Socrates’ disenchantment with the natural sciences led him to initiate a second scientific revolution in which he establishes the rational basis of ethics and politics. Despite disavowing the natural sciences, he remained committed to the scientific approach, which attempts to explain a multiplicity of phenomena by appealing to a single cause. The Socratic scientific revolution was thus not so much in the method he pursued but in his application of it. Rather than positing primal matter as his first principle, Socrates initiates a whole new line of investigation premised on the absolute existence of immaterial ethical principles such as justice and goodness. Socrates unique research method began with a ruthless examination of people’s belief systems.

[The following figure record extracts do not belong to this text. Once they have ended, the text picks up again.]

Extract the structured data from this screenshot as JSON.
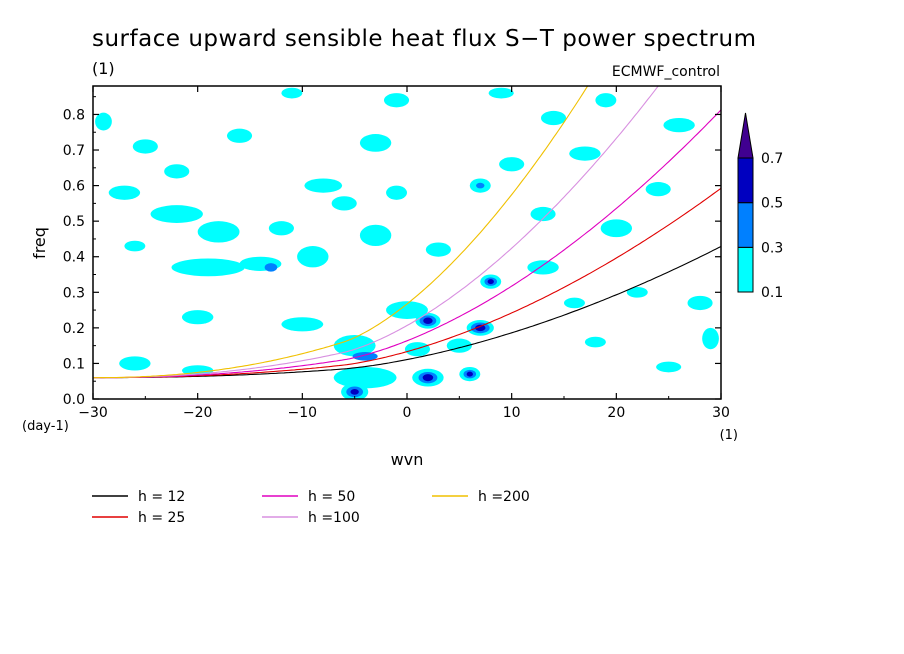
{
  "chart_data": {
    "type": "heatmap",
    "title": "surface upward sensible heat flux S−T power spectrum",
    "title_units": "(1)",
    "source_label": "ECMWF_control",
    "xlabel": "wvn",
    "ylabel": "freq",
    "x_units": "(1)",
    "y_units": "(day-1)",
    "xlim": [
      -30,
      30
    ],
    "ylim": [
      0,
      0.88
    ],
    "xticks": [
      -30,
      -20,
      -10,
      0,
      10,
      20,
      30
    ],
    "yticks": [
      0.0,
      0.1,
      0.2,
      0.3,
      0.4,
      0.5,
      0.6,
      0.7,
      0.8
    ],
    "colorbar": {
      "levels": [
        0.1,
        0.3,
        0.5,
        0.7
      ],
      "labels": [
        "0.1",
        "0.3",
        "0.5",
        "0.7"
      ],
      "colors": [
        "#00ffff",
        "#0080ff",
        "#0000c0",
        "#400090"
      ]
    },
    "dispersion_curves": [
      {
        "name": "h = 12",
        "h": 12,
        "color": "#000000"
      },
      {
        "name": "h = 25",
        "h": 25,
        "color": "#e00000"
      },
      {
        "name": "h = 50",
        "h": 50,
        "color": "#e000c0"
      },
      {
        "name": "h =100",
        "h": 100,
        "color": "#d890e0"
      },
      {
        "name": "h =200",
        "h": 200,
        "color": "#f0c000"
      }
    ],
    "contour_patches": [
      {
        "x": -29,
        "y": 0.78,
        "rx": 0.8,
        "ry": 0.025,
        "level": 0.1
      },
      {
        "x": -25,
        "y": 0.71,
        "rx": 1.2,
        "ry": 0.02,
        "level": 0.1
      },
      {
        "x": -27,
        "y": 0.58,
        "rx": 1.5,
        "ry": 0.02,
        "level": 0.1
      },
      {
        "x": -22,
        "y": 0.52,
        "rx": 2.5,
        "ry": 0.025,
        "level": 0.1
      },
      {
        "x": -18,
        "y": 0.47,
        "rx": 2.0,
        "ry": 0.03,
        "level": 0.1
      },
      {
        "x": -19,
        "y": 0.37,
        "rx": 3.5,
        "ry": 0.025,
        "level": 0.1
      },
      {
        "x": -14,
        "y": 0.38,
        "rx": 2.0,
        "ry": 0.02,
        "level": 0.1
      },
      {
        "x": -13,
        "y": 0.37,
        "rx": 0.6,
        "ry": 0.012,
        "level": 0.3
      },
      {
        "x": -9,
        "y": 0.4,
        "rx": 1.5,
        "ry": 0.03,
        "level": 0.1
      },
      {
        "x": -10,
        "y": 0.21,
        "rx": 2.0,
        "ry": 0.02,
        "level": 0.1
      },
      {
        "x": -20,
        "y": 0.23,
        "rx": 1.5,
        "ry": 0.02,
        "level": 0.1
      },
      {
        "x": -26,
        "y": 0.1,
        "rx": 1.5,
        "ry": 0.02,
        "level": 0.1
      },
      {
        "x": -20,
        "y": 0.08,
        "rx": 1.5,
        "ry": 0.015,
        "level": 0.1
      },
      {
        "x": -8,
        "y": 0.6,
        "rx": 1.8,
        "ry": 0.02,
        "level": 0.1
      },
      {
        "x": -12,
        "y": 0.48,
        "rx": 1.2,
        "ry": 0.02,
        "level": 0.1
      },
      {
        "x": -16,
        "y": 0.74,
        "rx": 1.2,
        "ry": 0.02,
        "level": 0.1
      },
      {
        "x": -3,
        "y": 0.72,
        "rx": 1.5,
        "ry": 0.025,
        "level": 0.1
      },
      {
        "x": -6,
        "y": 0.55,
        "rx": 1.2,
        "ry": 0.02,
        "level": 0.1
      },
      {
        "x": -3,
        "y": 0.46,
        "rx": 1.5,
        "ry": 0.03,
        "level": 0.1
      },
      {
        "x": -5,
        "y": 0.15,
        "rx": 2.0,
        "ry": 0.03,
        "level": 0.1
      },
      {
        "x": -4,
        "y": 0.12,
        "rx": 1.2,
        "ry": 0.012,
        "level": 0.3
      },
      {
        "x": -4,
        "y": 0.06,
        "rx": 3.0,
        "ry": 0.03,
        "level": 0.1
      },
      {
        "x": -5,
        "y": 0.02,
        "rx": 1.3,
        "ry": 0.025,
        "level": 0.1
      },
      {
        "x": -5,
        "y": 0.02,
        "rx": 0.8,
        "ry": 0.015,
        "level": 0.3
      },
      {
        "x": -5,
        "y": 0.02,
        "rx": 0.4,
        "ry": 0.008,
        "level": 0.5
      },
      {
        "x": 0,
        "y": 0.25,
        "rx": 2.0,
        "ry": 0.025,
        "level": 0.1
      },
      {
        "x": 2,
        "y": 0.22,
        "rx": 1.2,
        "ry": 0.022,
        "level": 0.1
      },
      {
        "x": 2,
        "y": 0.22,
        "rx": 0.8,
        "ry": 0.015,
        "level": 0.3
      },
      {
        "x": 2,
        "y": 0.22,
        "rx": 0.45,
        "ry": 0.009,
        "level": 0.5
      },
      {
        "x": 2,
        "y": 0.06,
        "rx": 1.5,
        "ry": 0.025,
        "level": 0.1
      },
      {
        "x": 2,
        "y": 0.06,
        "rx": 0.9,
        "ry": 0.016,
        "level": 0.3
      },
      {
        "x": 2,
        "y": 0.06,
        "rx": 0.5,
        "ry": 0.01,
        "level": 0.5
      },
      {
        "x": 1,
        "y": 0.14,
        "rx": 1.2,
        "ry": 0.02,
        "level": 0.1
      },
      {
        "x": 6,
        "y": 0.07,
        "rx": 1.0,
        "ry": 0.02,
        "level": 0.1
      },
      {
        "x": 6,
        "y": 0.07,
        "rx": 0.6,
        "ry": 0.012,
        "level": 0.3
      },
      {
        "x": 6,
        "y": 0.07,
        "rx": 0.3,
        "ry": 0.007,
        "level": 0.5
      },
      {
        "x": 7,
        "y": 0.2,
        "rx": 1.3,
        "ry": 0.022,
        "level": 0.1
      },
      {
        "x": 7,
        "y": 0.2,
        "rx": 0.9,
        "ry": 0.015,
        "level": 0.3
      },
      {
        "x": 7,
        "y": 0.2,
        "rx": 0.5,
        "ry": 0.009,
        "level": 0.5
      },
      {
        "x": 8,
        "y": 0.33,
        "rx": 1.0,
        "ry": 0.02,
        "level": 0.1
      },
      {
        "x": 8,
        "y": 0.33,
        "rx": 0.6,
        "ry": 0.012,
        "level": 0.3
      },
      {
        "x": 8,
        "y": 0.33,
        "rx": 0.3,
        "ry": 0.007,
        "level": 0.5
      },
      {
        "x": 5,
        "y": 0.15,
        "rx": 1.2,
        "ry": 0.02,
        "level": 0.1
      },
      {
        "x": 7,
        "y": 0.6,
        "rx": 1.0,
        "ry": 0.02,
        "level": 0.1
      },
      {
        "x": 7,
        "y": 0.6,
        "rx": 0.4,
        "ry": 0.008,
        "level": 0.3
      },
      {
        "x": 10,
        "y": 0.66,
        "rx": 1.2,
        "ry": 0.02,
        "level": 0.1
      },
      {
        "x": 13,
        "y": 0.52,
        "rx": 1.2,
        "ry": 0.02,
        "level": 0.1
      },
      {
        "x": 17,
        "y": 0.69,
        "rx": 1.5,
        "ry": 0.02,
        "level": 0.1
      },
      {
        "x": 14,
        "y": 0.79,
        "rx": 1.2,
        "ry": 0.02,
        "level": 0.1
      },
      {
        "x": 20,
        "y": 0.48,
        "rx": 1.5,
        "ry": 0.025,
        "level": 0.1
      },
      {
        "x": 24,
        "y": 0.59,
        "rx": 1.2,
        "ry": 0.02,
        "level": 0.1
      },
      {
        "x": 26,
        "y": 0.77,
        "rx": 1.5,
        "ry": 0.02,
        "level": 0.1
      },
      {
        "x": 28,
        "y": 0.27,
        "rx": 1.2,
        "ry": 0.02,
        "level": 0.1
      },
      {
        "x": 22,
        "y": 0.3,
        "rx": 1.0,
        "ry": 0.015,
        "level": 0.1
      },
      {
        "x": 29,
        "y": 0.17,
        "rx": 0.8,
        "ry": 0.03,
        "level": 0.1
      },
      {
        "x": 18,
        "y": 0.16,
        "rx": 1.0,
        "ry": 0.015,
        "level": 0.1
      },
      {
        "x": 13,
        "y": 0.37,
        "rx": 1.5,
        "ry": 0.02,
        "level": 0.1
      },
      {
        "x": -1,
        "y": 0.84,
        "rx": 1.2,
        "ry": 0.02,
        "level": 0.1
      },
      {
        "x": -11,
        "y": 0.86,
        "rx": 1.0,
        "ry": 0.015,
        "level": 0.1
      },
      {
        "x": 9,
        "y": 0.86,
        "rx": 1.2,
        "ry": 0.015,
        "level": 0.1
      },
      {
        "x": 19,
        "y": 0.84,
        "rx": 1.0,
        "ry": 0.02,
        "level": 0.1
      },
      {
        "x": -22,
        "y": 0.64,
        "rx": 1.2,
        "ry": 0.02,
        "level": 0.1
      },
      {
        "x": -1,
        "y": 0.58,
        "rx": 1.0,
        "ry": 0.02,
        "level": 0.1
      },
      {
        "x": 3,
        "y": 0.42,
        "rx": 1.2,
        "ry": 0.02,
        "level": 0.1
      },
      {
        "x": -26,
        "y": 0.43,
        "rx": 1.0,
        "ry": 0.015,
        "level": 0.1
      },
      {
        "x": 16,
        "y": 0.27,
        "rx": 1.0,
        "ry": 0.015,
        "level": 0.1
      },
      {
        "x": 25,
        "y": 0.09,
        "rx": 1.2,
        "ry": 0.015,
        "level": 0.1
      }
    ]
  }
}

He further clarifies how he used these discussions as a therapeutic means of helping to purge his discussion partners of their misguided opinions. “But the greatest thing about my art is this,” says Socrates about his unique gift for helping others, “that it can test in every way whether the mind of the young man is bringing forth a mere image, an imposture, or a real and genuine offspring.” In contrast to Freudian psychotherapy, Socrates employs the talking cure to get people to join in the inquiry as co-investigators and in so doing to get them to think more rationally about their lives.

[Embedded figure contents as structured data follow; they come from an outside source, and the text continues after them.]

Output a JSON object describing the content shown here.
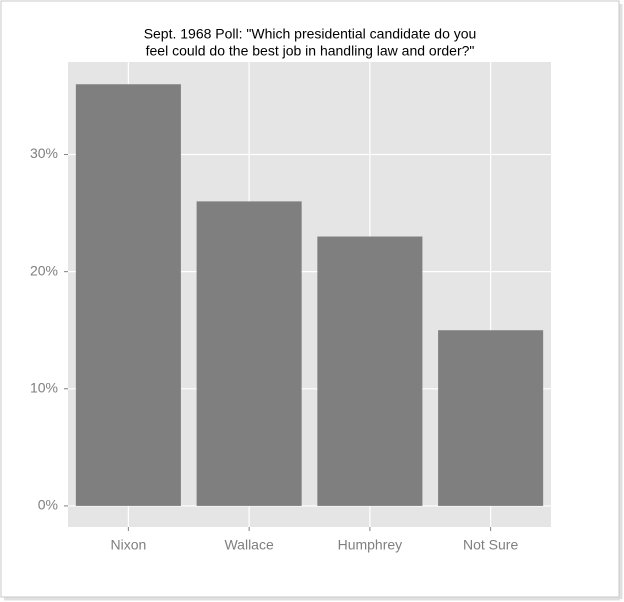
{
  "chart_data": {
    "type": "bar",
    "title": [
      "Sept. 1968 Poll: \"Which presidential candidate do you",
      "feel could do the best job in handling law and order?\""
    ],
    "categories": [
      "Nixon",
      "Wallace",
      "Humphrey",
      "Not Sure"
    ],
    "values": [
      36,
      26,
      23,
      15
    ],
    "color": "#7f7f7f",
    "ylim": [
      -1.8,
      37.9
    ],
    "yticks": [
      {
        "value": 0,
        "label": "0%"
      },
      {
        "value": 10,
        "label": "10%"
      },
      {
        "value": 20,
        "label": "20%"
      },
      {
        "value": 30,
        "label": "30%"
      }
    ],
    "grid": true
  }
}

Although Socrates wrote nothing, we have preserved (with more or less fidelity) several thousand pages of these unique therapy sessions. In one of these discussions, a young man approaches Socrates for help in treating a reoccurring problem with headaches upon waking in the morning—no doubt caused by the teenager’s overindulgent behavior the prior night. Socrates informs the young man that most physicians fail to treat the real cause of many physical maladies because they neglect the patient’s mental health.
In contrast, Socrates claims to have learned a technique that will effectively treat the boys’ condition: “A certain leaf, but there was a charm to go with the remedy,” Socrates explains, “and if one uttered the charm at the moment of its application, the remedy made one perfectly well; but without the charm there was no efficacy in the leaf.” Socrates then went on to engage the young boy in a long discussion about the meaning of moderation. Sobriety will obviously afford the boy a more permanent solution than the immediate relief provided by any drug.

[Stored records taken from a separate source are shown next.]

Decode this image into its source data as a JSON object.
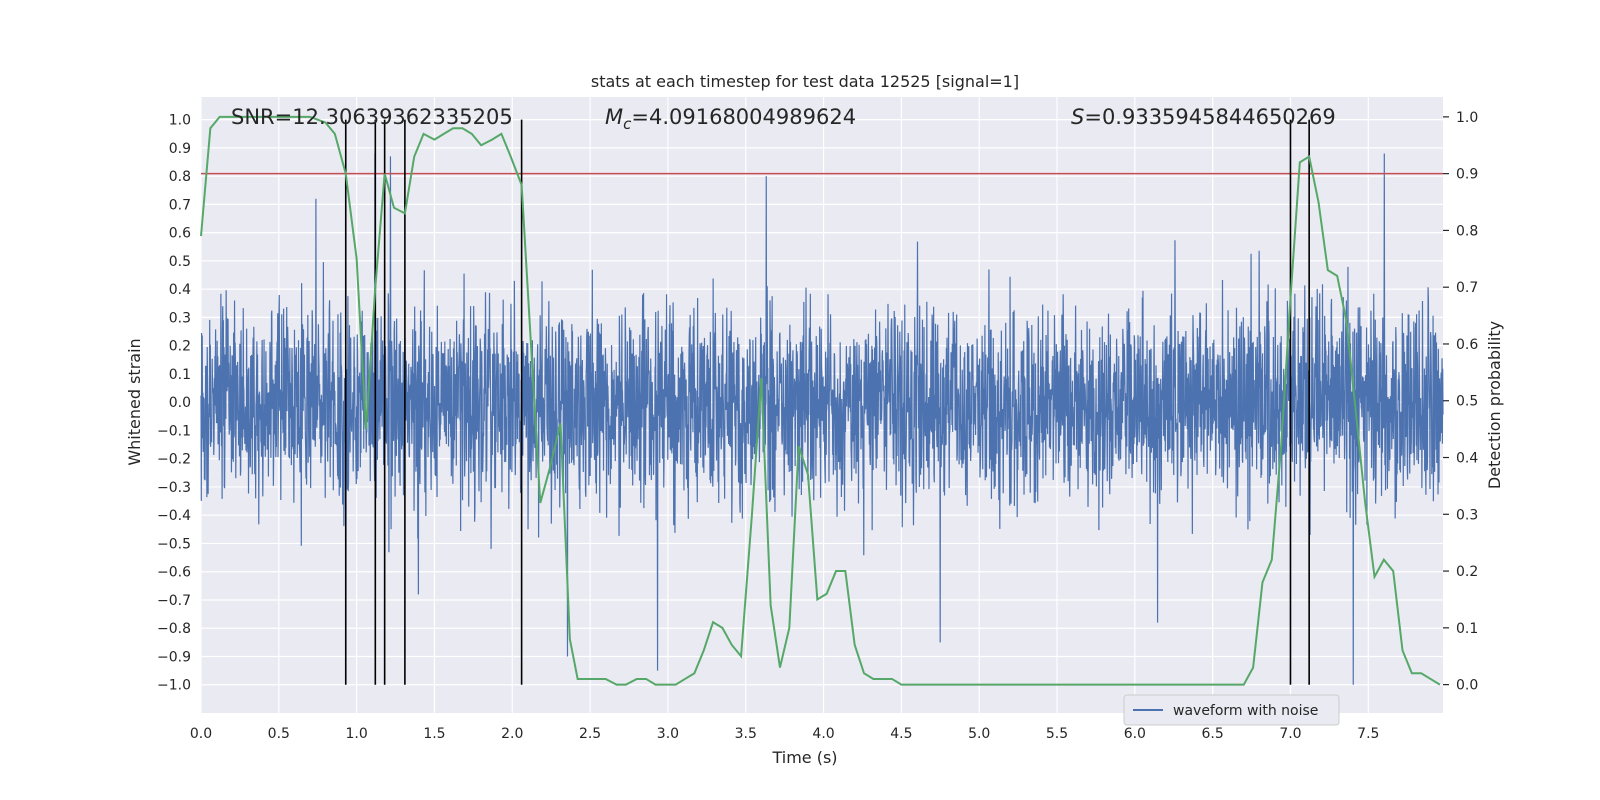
{
  "chart_data": {
    "type": "line",
    "title": "stats at each timestep for test data 12525 [signal=1]",
    "xlabel": "Time (s)",
    "ylabel_left": "Whitened strain",
    "ylabel_right": "Detection probability",
    "xlim": [
      0,
      7.98
    ],
    "ylim_left": [
      -1.1,
      1.08
    ],
    "ylim_right": [
      -0.05,
      1.035
    ],
    "x_ticks": [
      0.0,
      0.5,
      1.0,
      1.5,
      2.0,
      2.5,
      3.0,
      3.5,
      4.0,
      4.5,
      5.0,
      5.5,
      6.0,
      6.5,
      7.0,
      7.5
    ],
    "x_tick_labels": [
      "0.0",
      "0.5",
      "1.0",
      "1.5",
      "2.0",
      "2.5",
      "3.0",
      "3.5",
      "4.0",
      "4.5",
      "5.0",
      "5.5",
      "6.0",
      "6.5",
      "7.0",
      "7.5"
    ],
    "y_left_ticks": [
      1.0,
      0.9,
      0.8,
      0.7,
      0.6,
      0.5,
      0.4,
      0.3,
      0.2,
      0.1,
      0.0,
      -0.1,
      -0.2,
      -0.3,
      -0.4,
      -0.5,
      -0.6,
      -0.7,
      -0.8,
      -0.9,
      -1.0
    ],
    "y_left_tick_labels": [
      "1.0",
      "0.9",
      "0.8",
      "0.7",
      "0.6",
      "0.5",
      "0.4",
      "0.3",
      "0.2",
      "0.1",
      "0.0",
      "−0.1",
      "−0.2",
      "−0.3",
      "−0.4",
      "−0.5",
      "−0.6",
      "−0.7",
      "−0.8",
      "−0.9",
      "−1.0"
    ],
    "y_right_ticks": [
      1.0,
      0.9,
      0.8,
      0.7,
      0.6,
      0.5,
      0.4,
      0.3,
      0.2,
      0.1,
      0.0
    ],
    "y_right_tick_labels": [
      "1.0",
      "0.9",
      "0.8",
      "0.7",
      "0.6",
      "0.5",
      "0.4",
      "0.3",
      "0.2",
      "0.1",
      "0.0"
    ],
    "grid": true,
    "annotations": {
      "snr": "SNR=12.30639362335205",
      "mc_symbol": "M",
      "mc_sub": "c",
      "mc_value": "=4.09168004989624",
      "s_symbol": "S",
      "s_value": "=0.9335945844650269"
    },
    "threshold_line": {
      "y_right": 0.9,
      "color": "#c44e52"
    },
    "vertical_lines_x": [
      0.93,
      1.12,
      1.18,
      1.31,
      2.06,
      7.0,
      7.12
    ],
    "legend": {
      "placement": "lower-right",
      "label": "waveform with noise"
    },
    "series": [
      {
        "name": "waveform with noise",
        "axis": "left",
        "color": "#4c72b0",
        "style": "dense-noise",
        "x_range": [
          0,
          7.98
        ],
        "sample_count": 4000,
        "approx_envelope": [
          -0.4,
          0.4
        ],
        "approx_peak_range": [
          -1.0,
          0.98
        ]
      },
      {
        "axis": "right",
        "color": "#55a868",
        "x": [
          0.0,
          0.06,
          0.12,
          0.2,
          0.3,
          0.4,
          0.5,
          0.6,
          0.7,
          0.8,
          0.86,
          0.93,
          1.0,
          1.06,
          1.12,
          1.18,
          1.24,
          1.31,
          1.37,
          1.43,
          1.5,
          1.56,
          1.62,
          1.68,
          1.74,
          1.8,
          1.87,
          1.93,
          1.99,
          2.06,
          2.12,
          2.18,
          2.24,
          2.31,
          2.37,
          2.42,
          2.48,
          2.55,
          2.6,
          2.67,
          2.73,
          2.8,
          2.86,
          2.92,
          2.98,
          3.05,
          3.11,
          3.17,
          3.23,
          3.29,
          3.35,
          3.41,
          3.47,
          3.54,
          3.6,
          3.66,
          3.72,
          3.78,
          3.84,
          3.9,
          3.96,
          4.02,
          4.08,
          4.14,
          4.2,
          4.26,
          4.32,
          4.38,
          4.44,
          4.5,
          4.6,
          4.8,
          5.0,
          5.2,
          5.4,
          5.6,
          5.8,
          6.0,
          6.2,
          6.4,
          6.6,
          6.7,
          6.76,
          6.82,
          6.88,
          6.94,
          7.0,
          7.06,
          7.12,
          7.18,
          7.24,
          7.3,
          7.36,
          7.42,
          7.48,
          7.54,
          7.6,
          7.66,
          7.72,
          7.78,
          7.84,
          7.9,
          7.96
        ],
        "y": [
          0.79,
          0.98,
          1.0,
          1.0,
          1.0,
          1.0,
          1.0,
          1.0,
          1.0,
          0.99,
          0.97,
          0.9,
          0.75,
          0.45,
          0.7,
          0.9,
          0.84,
          0.83,
          0.93,
          0.97,
          0.96,
          0.97,
          0.98,
          0.98,
          0.97,
          0.95,
          0.96,
          0.97,
          0.93,
          0.88,
          0.6,
          0.32,
          0.38,
          0.46,
          0.08,
          0.01,
          0.01,
          0.01,
          0.01,
          0.0,
          0.0,
          0.01,
          0.01,
          0.0,
          0.0,
          0.0,
          0.01,
          0.02,
          0.06,
          0.11,
          0.1,
          0.07,
          0.05,
          0.3,
          0.54,
          0.14,
          0.03,
          0.1,
          0.42,
          0.37,
          0.15,
          0.16,
          0.2,
          0.2,
          0.07,
          0.02,
          0.01,
          0.01,
          0.01,
          0.0,
          0.0,
          0.0,
          0.0,
          0.0,
          0.0,
          0.0,
          0.0,
          0.0,
          0.0,
          0.0,
          0.0,
          0.0,
          0.03,
          0.18,
          0.22,
          0.42,
          0.68,
          0.92,
          0.93,
          0.85,
          0.73,
          0.72,
          0.64,
          0.48,
          0.32,
          0.19,
          0.22,
          0.2,
          0.06,
          0.02,
          0.02,
          0.01,
          0.0
        ]
      }
    ]
  }
}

By the end of the discussion, one realizes that Socrates was not completely forthright when describing the treatment plan since he never actually administered the leaf. Evidently, the medicinal leaf needs the charm, but the charm of philosophic inquiry does not need the addition of a drug to produce the desired effect.
Socrates demanded that human behavior be treated as a legitimate field of scientific inquiry. Just like other sciences, he insisted that ethical claims must be validated in order to be regarded as knowledge. It was this rigorous commitment to knowledge that compelled him to admit his ignorance in spite of his sustained efforts investigating human behavior: “The one thing I know is that I know nothing.” Just as cancer research continues despite the inability to find a cure, Socrates demands that inquiry must continue in the human sciences even if many fundamental questions remain unanswered. “The duty of inquiring after what we do not know,” charges Socrates to one of his skeptical conversation partners, “will make us better and braver and less helpless than the notion that there is not even a possibility of discovering what we do not know.”